«Arresti Camorra, veneti da vittime a complici»

«L‘operazione portata a termine sulla criminalità organizzata in Veneto dimostra la presenza da anni di una cosca che fa riferimento al clan casalese, un’organizzazione autonomamente organizzata in Veneto dove svolgeva attività nella commissione di delitti di varia natura: riciclaggio, usura, estorsioni, rapine, attività che passavano attraverso l’organizzazione di strutture societarie che operavano in campo economico create con obiettivo di farle fallire». Lo ha annunciato il procuratore della Repubblica di Venezia Bruno Cherchi (in foto) nel corso della conferenza stampa sul maxi-blitz di ieri nel Veneziano. «Quest’attività non era disgiunta dallo spaccio, la gestione della prostituzione, da sottolineare la presenza di soggetti locali che non solo conoscevano questa situazione ma che vi hanno partecipato».

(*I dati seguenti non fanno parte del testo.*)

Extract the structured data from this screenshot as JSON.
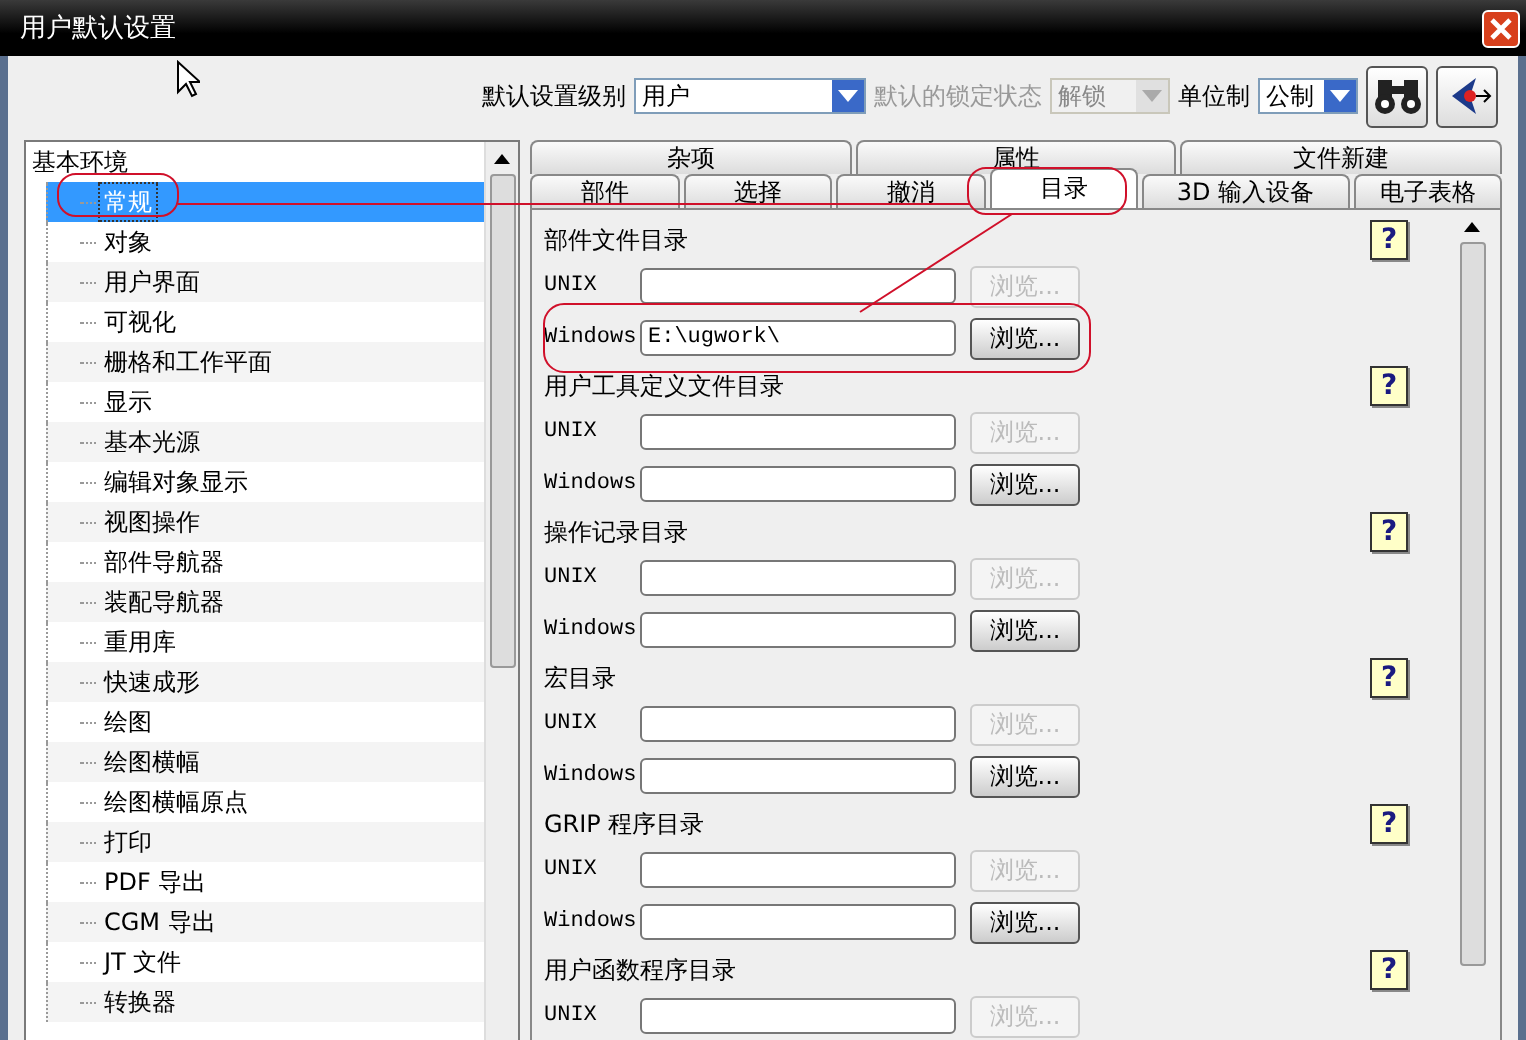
{
  "window": {
    "title": "用户默认设置",
    "cursor_visible": true
  },
  "toolbar": {
    "fields": [
      {
        "label": "默认设置级别",
        "value": "用户",
        "disabled": false,
        "kind": "wide"
      },
      {
        "label": "默认的锁定状态",
        "value": "解锁",
        "disabled": true,
        "kind": "mid"
      },
      {
        "label": "单位制",
        "value": "公制",
        "disabled": false,
        "kind": "narrow"
      }
    ]
  },
  "tree": {
    "root": "基本环境",
    "children": [
      {
        "label": "常规",
        "selected": true
      },
      {
        "label": "对象",
        "selected": false
      },
      {
        "label": "用户界面",
        "selected": false
      },
      {
        "label": "可视化",
        "selected": false
      },
      {
        "label": "栅格和工作平面",
        "selected": false
      },
      {
        "label": "显示",
        "selected": false
      },
      {
        "label": "基本光源",
        "selected": false
      },
      {
        "label": "编辑对象显示",
        "selected": false
      },
      {
        "label": "视图操作",
        "selected": false
      },
      {
        "label": "部件导航器",
        "selected": false
      },
      {
        "label": "装配导航器",
        "selected": false
      },
      {
        "label": "重用库",
        "selected": false
      },
      {
        "label": "快速成形",
        "selected": false
      },
      {
        "label": "绘图",
        "selected": false
      },
      {
        "label": "绘图横幅",
        "selected": false
      },
      {
        "label": "绘图横幅原点",
        "selected": false
      },
      {
        "label": "打印",
        "selected": false
      },
      {
        "label": "PDF 导出",
        "selected": false
      },
      {
        "label": "CGM 导出",
        "selected": false
      },
      {
        "label": "JT 文件",
        "selected": false
      },
      {
        "label": "转换器",
        "selected": false
      }
    ]
  },
  "tab_rows": [
    [
      {
        "label": "杂项",
        "selected": false
      },
      {
        "label": "属性",
        "selected": false
      },
      {
        "label": "文件新建",
        "selected": false
      }
    ],
    [
      {
        "label": "部件",
        "selected": false
      },
      {
        "label": "选择",
        "selected": false
      },
      {
        "label": "撤消",
        "selected": false
      },
      {
        "label": "目录",
        "selected": true
      },
      {
        "label": "3D 输入设备",
        "selected": false
      },
      {
        "label": "电子表格",
        "selected": false
      }
    ]
  ],
  "sections": [
    {
      "heading": "部件文件目录",
      "help": "?",
      "rows": [
        {
          "label": "UNIX",
          "value": "",
          "button": "浏览...",
          "disabled": true
        },
        {
          "label": "Windows",
          "value": "E:\\ugwork\\",
          "button": "浏览...",
          "disabled": false
        }
      ]
    },
    {
      "heading": "用户工具定义文件目录",
      "help": "?",
      "rows": [
        {
          "label": "UNIX",
          "value": "",
          "button": "浏览...",
          "disabled": true
        },
        {
          "label": "Windows",
          "value": "",
          "button": "浏览...",
          "disabled": false
        }
      ]
    },
    {
      "heading": "操作记录目录",
      "help": "?",
      "rows": [
        {
          "label": "UNIX",
          "value": "",
          "button": "浏览...",
          "disabled": true
        },
        {
          "label": "Windows",
          "value": "",
          "button": "浏览...",
          "disabled": false
        }
      ]
    },
    {
      "heading": "宏目录",
      "help": "?",
      "rows": [
        {
          "label": "UNIX",
          "value": "",
          "button": "浏览...",
          "disabled": true
        },
        {
          "label": "Windows",
          "value": "",
          "button": "浏览...",
          "disabled": false
        }
      ]
    },
    {
      "heading": "GRIP 程序目录",
      "help": "?",
      "rows": [
        {
          "label": "UNIX",
          "value": "",
          "button": "浏览...",
          "disabled": true
        },
        {
          "label": "Windows",
          "value": "",
          "button": "浏览...",
          "disabled": false
        }
      ]
    },
    {
      "heading": "用户函数程序目录",
      "help": "?",
      "rows": [
        {
          "label": "UNIX",
          "value": "",
          "button": "浏览...",
          "disabled": true
        }
      ]
    }
  ],
  "annotation": {
    "kind": "red-callouts"
  }
}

«Quello che emerge di più dalle indagini – sottolinea Cherchi – è il rapporto della criminalità organizzata con il mondo politico. L’arresto del sindaco di Eraclea Mirco Mestre ha visto accertato il fatto che vi è stato nelle elezioni 2016 uno scambio di voti tra criminalità, che non ha procurato tantissimi voti, ma quelli necessari a vincere, in cambio di coperture a strade più rapide nella gestione delle attività economiche. Questo – ha aggiunto – è il primo caso che viene scoperto nel Veneto, fattispecie di particolare pericolosità, perché dimostra la presenza della criminalità organizzata». (r.a.)